La siguiente canción es peor aún: miro al camarero y sé que es su playlist como sé que su tatuaje es su tatuaje. Sonrío mientras le pago el café y abandono la cafetería disimulando, aunque no sé exactamente qué disimulo. Creo que se ha dado cuenta de que escribo –de que escribo a mano–.

#malostiempos, tuiteo en el móvil. Supongo que creerán que hablo de política.
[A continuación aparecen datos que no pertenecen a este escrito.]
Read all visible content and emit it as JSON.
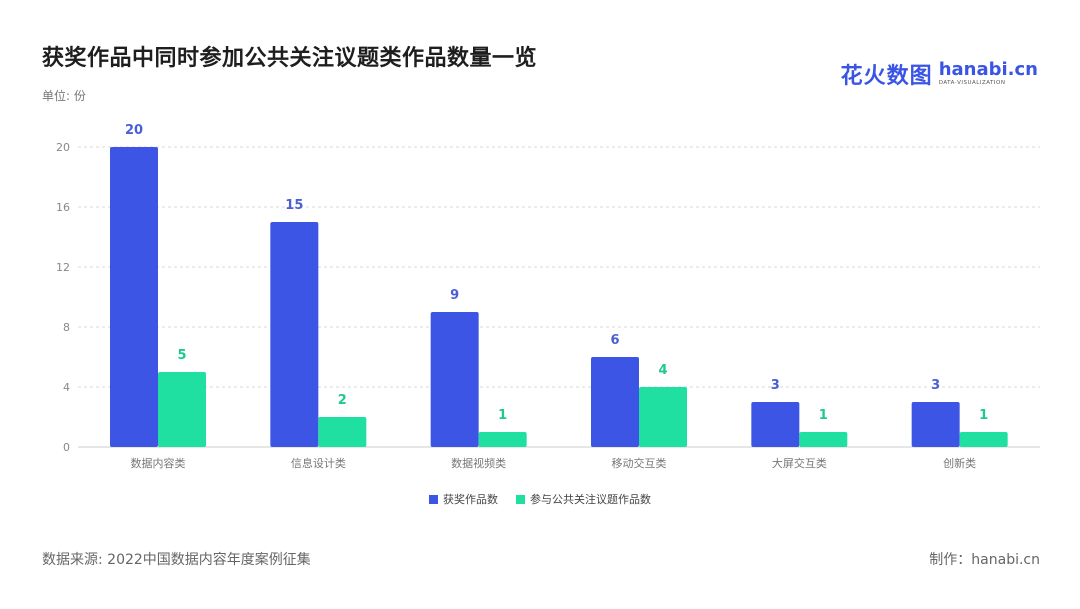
{
  "title": "获奖作品中同时参加公共关注议题类作品数量一览",
  "unit_label": "单位: 份",
  "logo": {
    "cn": "花火数图",
    "en": "hanabi.cn",
    "en_sub": "DATA·VISUALIZATION"
  },
  "footer": {
    "source": "数据来源: 2022中国数据内容年度案例征集",
    "credit": "制作：hanabi.cn"
  },
  "colors": {
    "series1": "#3c55e4",
    "series2": "#1fe0a0",
    "grid": "#d9d9d9",
    "axis": "#cccccc",
    "label1": "#4a5fd6",
    "label2": "#1ec98e"
  },
  "chart_data": {
    "type": "bar",
    "categories": [
      "数据内容类",
      "信息设计类",
      "数据视频类",
      "移动交互类",
      "大屏交互类",
      "创新类"
    ],
    "series": [
      {
        "name": "获奖作品数",
        "values": [
          20,
          15,
          9,
          6,
          3,
          3
        ]
      },
      {
        "name": "参与公共关注议题作品数",
        "values": [
          5,
          2,
          1,
          4,
          1,
          1
        ]
      }
    ],
    "ylim": [
      0,
      20
    ],
    "yticks": [
      0,
      4,
      8,
      12,
      16,
      20
    ],
    "grid": true,
    "legend": "bottom-center"
  }
}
No hay bancos, en la calle, para sentarse.

#amnistía

La vida es lo que sucede entre vacaciones, pienso, mientras paseo por el monte. Mi perro olfatea pistas cuyo significado se me escapa –y deben ser muchas o muy interesantes–. Es un monte humanizado, al menos la zona por donde yo suelo caminar. «Humanizado» en el sentido de «paisaje humanizado»: sendas amplias, árboles de repoblación –pinos siglo XX, un clásico en nuestros montes con vocación de incendio–, señalización, vallas y barandillas donde alguien lo creyó necesario, ausencia de animales salvo algunos escasos pájaros (tórtolas, sobre todo) y, por supuesto, un bar –un buen bar– al principio/final de la caminata. Mucha gente, ésta y tantas otras mañanas de domingo, expurga sus cuerpos de los pecados alcohólico-calóricos del viernes y/o el sábado anterior. Este año se llevan las camisetas fosforescentes de deporte –ellas– y la ginecomastia cervecera –ellos–. Por los auriculares suena Nick Cave y, no tan lejos, en la ciudad, en el valle, todo el mundo cree que sabe quién es el enemigo. Mi perro parece seguir buscando un determinado olor que nunca encuentra, un mensaje que debería llegarle en forma química, algún día. La cuneta del camino es su bandeja de entrada. La vida de un perro es lo que sucede entre paseos, pienso. O quizá sea al revés. Nick Cave deja de sonar de repente y me entra una llamada donde una chica me pide más dinero para Amnistía Internacional. Me entran dudas, tantas dudas.